The AOPP concentration was lower in the lens and serum of the diabetic rats treated with caffeine than in the non-treated rats. There are no data in the literature to compare this result. However, the change is favorable, because the formation of AOPP in diabetes is induced by intensified oxidant-antioxidant imbalance, glycoxidation processes and coexisting inflammation [59].

In the present study, the MDA concentration after administration of caffeine to diabetic rats was lower both in the lens and serum, as compared with the control diabetic animals. This observation is consistent with that made in old rats (18–20 months), in which caffeine administered at 25 mg/kg for 6 weeks reduced the MDA concentration in the serum [11].

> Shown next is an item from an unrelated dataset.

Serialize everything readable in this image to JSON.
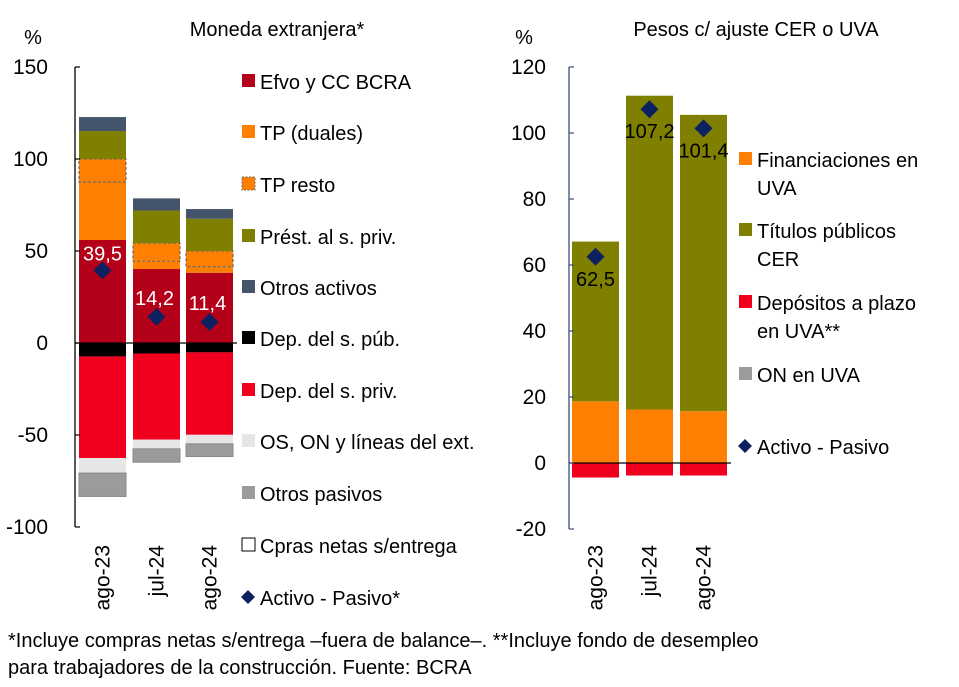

The study has some limitations. One of them is the number of oxidative stress parameters measured. It is supposed that diabetes can lead to cataract development, so another limitation of the study is that it did not include ophthalmic measurements.

The results of the present study may be of relevance in determining the effect of caffeine on the processes induced by ROS in vivo. Further, they can be an indication for clinical observations aiming to assess both preventive and therapeutic effects of caffeine in cataract.